I minori adottati: tutele e inclusione

La presenza dei minori adottati nelle scuole italiane è divenuta negli ultimi anni un fenomeno numericamente rilevante. In molti casi, principalmente per i bambini adottati internazionalmente, il tema del raffronto con il mondo della scuola si posa in maniera urgente perché molti di loro vengono adottati in età scolare o comunque prossima ai 6 anni.

Necessita valutare che alla condizione adottiva non corrisponde un’uniformità di situazioni, e quindi di bisogni, e che i bambini adottati possono essere portatori di condizioni molto differenti che, se poste lungo un continuum, possono andare da un estremo di alta problematicità ad un altro di pieno e positivo adattamento.

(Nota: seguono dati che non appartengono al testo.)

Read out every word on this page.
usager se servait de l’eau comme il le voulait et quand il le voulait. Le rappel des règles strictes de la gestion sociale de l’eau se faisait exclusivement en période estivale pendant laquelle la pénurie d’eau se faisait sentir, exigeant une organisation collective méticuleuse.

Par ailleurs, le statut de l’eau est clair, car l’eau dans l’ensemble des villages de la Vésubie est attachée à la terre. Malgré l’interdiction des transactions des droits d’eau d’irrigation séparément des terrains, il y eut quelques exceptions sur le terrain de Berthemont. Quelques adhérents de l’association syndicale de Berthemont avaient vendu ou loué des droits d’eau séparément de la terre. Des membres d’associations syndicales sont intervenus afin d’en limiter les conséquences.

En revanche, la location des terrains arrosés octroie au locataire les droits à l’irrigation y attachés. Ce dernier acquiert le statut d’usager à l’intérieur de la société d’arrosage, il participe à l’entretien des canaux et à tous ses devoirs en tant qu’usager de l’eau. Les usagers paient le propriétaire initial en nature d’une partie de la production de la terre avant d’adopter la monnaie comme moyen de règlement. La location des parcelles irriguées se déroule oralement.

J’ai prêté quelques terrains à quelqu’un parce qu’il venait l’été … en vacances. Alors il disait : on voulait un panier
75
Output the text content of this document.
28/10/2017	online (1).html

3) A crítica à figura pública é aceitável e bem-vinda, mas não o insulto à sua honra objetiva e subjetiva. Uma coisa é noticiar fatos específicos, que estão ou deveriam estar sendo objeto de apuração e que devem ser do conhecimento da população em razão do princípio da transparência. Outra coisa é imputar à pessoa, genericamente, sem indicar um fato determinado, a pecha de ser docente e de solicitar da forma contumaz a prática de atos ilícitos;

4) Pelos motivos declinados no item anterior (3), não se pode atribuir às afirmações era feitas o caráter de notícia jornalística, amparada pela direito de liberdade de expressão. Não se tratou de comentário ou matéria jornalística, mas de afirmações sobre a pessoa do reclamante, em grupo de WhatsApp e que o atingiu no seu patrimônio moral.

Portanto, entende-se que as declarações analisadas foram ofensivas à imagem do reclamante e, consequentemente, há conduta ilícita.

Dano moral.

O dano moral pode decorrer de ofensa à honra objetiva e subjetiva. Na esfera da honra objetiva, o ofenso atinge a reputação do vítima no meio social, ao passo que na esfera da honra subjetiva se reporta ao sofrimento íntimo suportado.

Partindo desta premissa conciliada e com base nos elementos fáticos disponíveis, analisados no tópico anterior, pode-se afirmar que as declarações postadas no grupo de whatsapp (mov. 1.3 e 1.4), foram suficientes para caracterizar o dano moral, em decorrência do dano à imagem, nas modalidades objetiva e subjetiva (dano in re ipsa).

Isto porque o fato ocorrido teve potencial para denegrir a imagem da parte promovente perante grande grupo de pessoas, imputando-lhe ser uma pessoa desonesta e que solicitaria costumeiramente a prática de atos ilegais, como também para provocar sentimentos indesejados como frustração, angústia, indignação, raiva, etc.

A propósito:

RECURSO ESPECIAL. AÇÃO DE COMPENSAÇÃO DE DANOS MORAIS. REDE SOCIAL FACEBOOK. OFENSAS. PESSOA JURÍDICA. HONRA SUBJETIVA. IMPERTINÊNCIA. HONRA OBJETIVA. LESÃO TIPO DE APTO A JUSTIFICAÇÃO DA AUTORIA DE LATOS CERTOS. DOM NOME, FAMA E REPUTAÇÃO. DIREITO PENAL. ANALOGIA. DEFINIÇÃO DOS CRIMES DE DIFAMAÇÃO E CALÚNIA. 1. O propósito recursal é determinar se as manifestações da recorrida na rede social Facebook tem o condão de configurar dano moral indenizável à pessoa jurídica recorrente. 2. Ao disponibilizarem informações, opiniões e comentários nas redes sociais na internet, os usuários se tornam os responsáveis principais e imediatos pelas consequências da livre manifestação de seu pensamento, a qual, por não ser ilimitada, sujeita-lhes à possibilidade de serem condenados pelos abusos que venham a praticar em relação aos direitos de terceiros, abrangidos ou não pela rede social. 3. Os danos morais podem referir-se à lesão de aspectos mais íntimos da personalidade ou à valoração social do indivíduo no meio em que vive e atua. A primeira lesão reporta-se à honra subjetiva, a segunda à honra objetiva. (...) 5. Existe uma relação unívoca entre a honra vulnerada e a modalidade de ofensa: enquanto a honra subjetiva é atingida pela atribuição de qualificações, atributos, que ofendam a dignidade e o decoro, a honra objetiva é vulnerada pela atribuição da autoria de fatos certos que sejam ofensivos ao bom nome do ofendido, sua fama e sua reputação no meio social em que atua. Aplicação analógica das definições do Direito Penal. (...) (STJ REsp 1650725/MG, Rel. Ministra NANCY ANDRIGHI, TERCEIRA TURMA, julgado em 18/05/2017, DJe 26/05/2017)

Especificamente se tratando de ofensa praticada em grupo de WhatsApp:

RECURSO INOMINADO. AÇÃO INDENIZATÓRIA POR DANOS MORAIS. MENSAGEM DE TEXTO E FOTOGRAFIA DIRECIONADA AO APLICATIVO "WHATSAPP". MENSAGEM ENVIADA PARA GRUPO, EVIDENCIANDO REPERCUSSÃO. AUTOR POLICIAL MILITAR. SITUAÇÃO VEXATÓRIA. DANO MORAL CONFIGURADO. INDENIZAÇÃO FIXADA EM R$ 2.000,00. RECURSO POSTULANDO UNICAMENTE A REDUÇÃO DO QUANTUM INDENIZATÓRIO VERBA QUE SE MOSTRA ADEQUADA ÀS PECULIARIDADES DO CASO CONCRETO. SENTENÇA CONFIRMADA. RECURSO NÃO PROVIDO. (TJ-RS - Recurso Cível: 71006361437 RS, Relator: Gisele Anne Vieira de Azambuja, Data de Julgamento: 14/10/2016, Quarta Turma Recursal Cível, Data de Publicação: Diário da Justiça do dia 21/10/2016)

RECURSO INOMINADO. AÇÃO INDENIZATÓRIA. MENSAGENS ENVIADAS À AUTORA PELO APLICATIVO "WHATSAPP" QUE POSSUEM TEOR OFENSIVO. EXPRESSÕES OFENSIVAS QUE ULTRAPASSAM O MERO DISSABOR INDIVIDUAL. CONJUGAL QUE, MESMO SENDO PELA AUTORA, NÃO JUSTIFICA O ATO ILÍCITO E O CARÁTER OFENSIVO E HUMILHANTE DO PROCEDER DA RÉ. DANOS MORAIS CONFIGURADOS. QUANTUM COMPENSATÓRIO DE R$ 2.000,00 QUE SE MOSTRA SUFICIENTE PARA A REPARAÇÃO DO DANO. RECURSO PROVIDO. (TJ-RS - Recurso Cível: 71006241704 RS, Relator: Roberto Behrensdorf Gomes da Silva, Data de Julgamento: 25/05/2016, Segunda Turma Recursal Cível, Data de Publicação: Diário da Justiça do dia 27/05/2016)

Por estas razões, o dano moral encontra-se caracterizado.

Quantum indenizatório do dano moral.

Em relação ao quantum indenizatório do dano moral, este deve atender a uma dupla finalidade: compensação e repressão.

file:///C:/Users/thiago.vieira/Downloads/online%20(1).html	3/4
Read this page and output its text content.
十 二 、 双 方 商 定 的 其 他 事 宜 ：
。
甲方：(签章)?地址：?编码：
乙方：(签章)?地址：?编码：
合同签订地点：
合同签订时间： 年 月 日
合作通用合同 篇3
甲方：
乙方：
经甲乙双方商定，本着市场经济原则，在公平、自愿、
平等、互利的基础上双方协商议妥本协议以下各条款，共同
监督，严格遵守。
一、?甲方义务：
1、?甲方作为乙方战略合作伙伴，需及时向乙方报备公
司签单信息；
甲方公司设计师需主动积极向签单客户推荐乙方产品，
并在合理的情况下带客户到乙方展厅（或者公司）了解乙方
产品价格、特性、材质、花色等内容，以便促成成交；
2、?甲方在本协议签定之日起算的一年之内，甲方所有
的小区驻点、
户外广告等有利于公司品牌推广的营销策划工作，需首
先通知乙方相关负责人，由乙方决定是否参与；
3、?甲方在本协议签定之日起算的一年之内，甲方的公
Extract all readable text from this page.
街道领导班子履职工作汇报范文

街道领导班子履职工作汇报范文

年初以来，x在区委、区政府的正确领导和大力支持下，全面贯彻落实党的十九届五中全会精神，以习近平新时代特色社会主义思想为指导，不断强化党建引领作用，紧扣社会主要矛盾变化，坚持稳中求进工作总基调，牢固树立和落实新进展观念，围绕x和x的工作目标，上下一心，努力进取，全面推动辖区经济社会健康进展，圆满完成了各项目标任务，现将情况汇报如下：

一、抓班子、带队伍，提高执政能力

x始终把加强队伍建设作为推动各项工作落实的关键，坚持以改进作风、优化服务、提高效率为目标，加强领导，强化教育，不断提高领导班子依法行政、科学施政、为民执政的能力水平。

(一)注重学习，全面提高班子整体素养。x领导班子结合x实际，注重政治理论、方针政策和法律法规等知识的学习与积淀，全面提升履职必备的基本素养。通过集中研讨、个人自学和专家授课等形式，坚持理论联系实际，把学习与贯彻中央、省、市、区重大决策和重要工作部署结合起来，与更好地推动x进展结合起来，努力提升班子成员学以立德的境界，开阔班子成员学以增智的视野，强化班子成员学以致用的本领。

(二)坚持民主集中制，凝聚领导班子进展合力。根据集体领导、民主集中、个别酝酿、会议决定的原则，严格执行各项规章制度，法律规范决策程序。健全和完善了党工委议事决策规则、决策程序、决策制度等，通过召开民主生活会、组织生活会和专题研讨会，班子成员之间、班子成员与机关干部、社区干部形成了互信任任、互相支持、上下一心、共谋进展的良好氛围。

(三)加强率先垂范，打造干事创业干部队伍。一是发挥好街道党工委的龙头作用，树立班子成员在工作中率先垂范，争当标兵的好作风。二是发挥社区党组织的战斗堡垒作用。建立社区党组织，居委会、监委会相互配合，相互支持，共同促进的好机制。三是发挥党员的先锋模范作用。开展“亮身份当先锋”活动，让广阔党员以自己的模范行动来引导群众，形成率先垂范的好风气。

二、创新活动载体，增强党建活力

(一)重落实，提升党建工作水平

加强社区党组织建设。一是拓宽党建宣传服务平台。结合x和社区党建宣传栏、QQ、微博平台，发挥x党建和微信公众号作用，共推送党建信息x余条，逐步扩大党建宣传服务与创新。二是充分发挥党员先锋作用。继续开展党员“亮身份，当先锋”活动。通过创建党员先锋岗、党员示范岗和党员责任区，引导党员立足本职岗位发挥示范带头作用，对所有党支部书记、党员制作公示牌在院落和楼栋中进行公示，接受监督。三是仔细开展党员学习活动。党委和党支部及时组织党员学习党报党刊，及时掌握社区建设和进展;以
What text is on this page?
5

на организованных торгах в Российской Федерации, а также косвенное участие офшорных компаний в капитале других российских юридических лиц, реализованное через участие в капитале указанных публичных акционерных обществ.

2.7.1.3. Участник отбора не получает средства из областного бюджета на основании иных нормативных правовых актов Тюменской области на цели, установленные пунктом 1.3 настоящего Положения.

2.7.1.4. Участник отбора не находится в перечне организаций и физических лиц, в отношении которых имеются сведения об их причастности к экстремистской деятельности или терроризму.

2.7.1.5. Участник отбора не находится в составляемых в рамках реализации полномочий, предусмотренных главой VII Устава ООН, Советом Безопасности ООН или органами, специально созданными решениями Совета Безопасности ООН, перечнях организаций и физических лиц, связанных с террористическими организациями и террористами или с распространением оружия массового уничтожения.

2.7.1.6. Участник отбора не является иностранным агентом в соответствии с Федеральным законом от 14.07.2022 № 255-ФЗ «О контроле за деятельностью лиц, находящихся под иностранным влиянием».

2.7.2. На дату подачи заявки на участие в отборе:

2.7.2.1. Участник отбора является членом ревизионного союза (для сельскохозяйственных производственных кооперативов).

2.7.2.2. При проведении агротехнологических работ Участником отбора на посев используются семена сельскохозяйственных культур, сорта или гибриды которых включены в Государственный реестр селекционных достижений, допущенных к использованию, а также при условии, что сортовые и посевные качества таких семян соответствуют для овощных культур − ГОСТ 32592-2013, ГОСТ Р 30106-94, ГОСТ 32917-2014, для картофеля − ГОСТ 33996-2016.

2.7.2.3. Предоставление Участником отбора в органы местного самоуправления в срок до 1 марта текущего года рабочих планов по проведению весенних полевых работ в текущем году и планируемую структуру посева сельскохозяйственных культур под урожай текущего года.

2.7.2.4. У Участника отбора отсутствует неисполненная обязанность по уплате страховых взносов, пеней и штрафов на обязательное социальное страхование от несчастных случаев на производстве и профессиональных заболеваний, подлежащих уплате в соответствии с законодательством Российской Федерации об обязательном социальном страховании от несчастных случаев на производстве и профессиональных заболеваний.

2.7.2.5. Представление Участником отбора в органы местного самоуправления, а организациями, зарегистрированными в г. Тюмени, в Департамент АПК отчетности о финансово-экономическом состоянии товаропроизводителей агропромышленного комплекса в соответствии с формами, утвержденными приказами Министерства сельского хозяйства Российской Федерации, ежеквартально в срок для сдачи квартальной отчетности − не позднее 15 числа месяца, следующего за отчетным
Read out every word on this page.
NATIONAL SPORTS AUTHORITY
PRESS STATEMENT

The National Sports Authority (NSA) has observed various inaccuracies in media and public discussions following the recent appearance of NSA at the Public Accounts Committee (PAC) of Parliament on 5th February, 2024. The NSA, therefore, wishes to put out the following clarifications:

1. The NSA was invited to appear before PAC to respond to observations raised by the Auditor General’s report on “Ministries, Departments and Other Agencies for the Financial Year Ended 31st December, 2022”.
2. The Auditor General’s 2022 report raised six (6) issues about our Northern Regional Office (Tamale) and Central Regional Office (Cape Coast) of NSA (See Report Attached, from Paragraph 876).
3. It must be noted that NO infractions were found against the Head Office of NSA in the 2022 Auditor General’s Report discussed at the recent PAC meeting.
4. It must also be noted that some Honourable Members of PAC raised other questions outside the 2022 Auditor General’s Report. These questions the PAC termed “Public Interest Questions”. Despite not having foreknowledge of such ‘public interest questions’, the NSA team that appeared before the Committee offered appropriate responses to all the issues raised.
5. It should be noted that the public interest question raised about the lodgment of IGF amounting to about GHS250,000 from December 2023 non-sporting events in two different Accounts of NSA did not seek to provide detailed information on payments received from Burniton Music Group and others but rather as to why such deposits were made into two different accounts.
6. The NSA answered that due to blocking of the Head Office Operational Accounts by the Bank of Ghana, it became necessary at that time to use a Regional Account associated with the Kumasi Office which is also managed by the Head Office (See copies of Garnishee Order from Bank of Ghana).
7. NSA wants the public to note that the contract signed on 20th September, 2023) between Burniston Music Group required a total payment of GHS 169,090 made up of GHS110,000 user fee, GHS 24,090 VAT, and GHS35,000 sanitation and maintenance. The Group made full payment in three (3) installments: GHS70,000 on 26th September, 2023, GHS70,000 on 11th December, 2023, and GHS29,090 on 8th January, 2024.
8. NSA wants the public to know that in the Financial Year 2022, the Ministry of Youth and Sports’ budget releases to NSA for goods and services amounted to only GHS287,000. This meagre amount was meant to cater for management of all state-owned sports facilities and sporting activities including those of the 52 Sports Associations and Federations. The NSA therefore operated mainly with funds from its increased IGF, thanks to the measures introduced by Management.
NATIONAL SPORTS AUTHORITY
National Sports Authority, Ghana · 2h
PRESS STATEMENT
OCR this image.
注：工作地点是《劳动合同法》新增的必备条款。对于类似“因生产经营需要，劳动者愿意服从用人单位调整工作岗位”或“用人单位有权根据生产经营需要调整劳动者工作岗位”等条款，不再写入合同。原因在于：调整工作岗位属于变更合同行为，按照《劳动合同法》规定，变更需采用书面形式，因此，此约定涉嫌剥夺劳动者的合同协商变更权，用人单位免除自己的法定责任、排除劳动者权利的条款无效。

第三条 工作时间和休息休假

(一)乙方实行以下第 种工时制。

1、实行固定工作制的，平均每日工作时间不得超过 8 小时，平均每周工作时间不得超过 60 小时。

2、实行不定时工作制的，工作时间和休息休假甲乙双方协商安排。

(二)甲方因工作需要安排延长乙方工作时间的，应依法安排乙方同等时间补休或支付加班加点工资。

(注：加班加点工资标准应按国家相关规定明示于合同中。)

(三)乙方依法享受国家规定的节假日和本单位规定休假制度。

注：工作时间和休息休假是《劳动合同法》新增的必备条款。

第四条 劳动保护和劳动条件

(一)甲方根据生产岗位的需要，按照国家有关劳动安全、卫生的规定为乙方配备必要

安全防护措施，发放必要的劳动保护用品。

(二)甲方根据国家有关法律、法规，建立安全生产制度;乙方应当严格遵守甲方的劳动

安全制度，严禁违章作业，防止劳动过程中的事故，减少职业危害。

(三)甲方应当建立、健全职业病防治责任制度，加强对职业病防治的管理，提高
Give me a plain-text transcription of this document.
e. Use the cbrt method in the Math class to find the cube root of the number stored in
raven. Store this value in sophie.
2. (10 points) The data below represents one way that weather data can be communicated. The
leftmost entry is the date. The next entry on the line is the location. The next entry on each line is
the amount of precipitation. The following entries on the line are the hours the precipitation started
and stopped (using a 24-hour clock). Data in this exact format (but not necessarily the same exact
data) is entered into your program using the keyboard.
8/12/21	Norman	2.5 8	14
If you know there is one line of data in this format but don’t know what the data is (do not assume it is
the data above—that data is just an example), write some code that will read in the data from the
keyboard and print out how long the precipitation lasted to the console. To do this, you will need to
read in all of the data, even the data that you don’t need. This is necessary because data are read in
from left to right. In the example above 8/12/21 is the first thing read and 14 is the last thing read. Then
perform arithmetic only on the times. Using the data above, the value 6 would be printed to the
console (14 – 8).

È sicuro che all’essere adottato siano congiunti alcuni fattori di rischio e di debolezza che devono essere conosciuti e considerati, al fine di strutturare una metodologia di accoglienza scolastica in grado di garantire il benessere di questi alunni sin dalle prime fasi di ingresso in classe, nella convinzione che un buon avvio sia la migliore premessa per una positiva esperienza scolastica negli anni a venire. In questo senso è necessario che la scuola sia preparata all’accoglienza dei minori adottati in Italia e all’estero e costruisca strumenti utili, non solo per quanto riguarda l’aspetto organizzativo, ma anche didattico e relazionale, a beneficio dei bambini, dei ragazzi e delle loro famiglie. Naturalmente prassi e strumenti adeguati dovranno essere garantiti anche nelle fasi successive all’inserimento, con particolare attenzione ai passaggi da un ordine di scuola all’altro.

NORMATIVA DI RIFERIMENTO

1983 Legge 184 del 4 maggio: “Diritto del minore a una famiglia

1993 Convenzione dell’Aja 29 1993 – maggio: “Convenzione sulla protezione dei minori e sulla cooperazione in materia di adozione internazionale”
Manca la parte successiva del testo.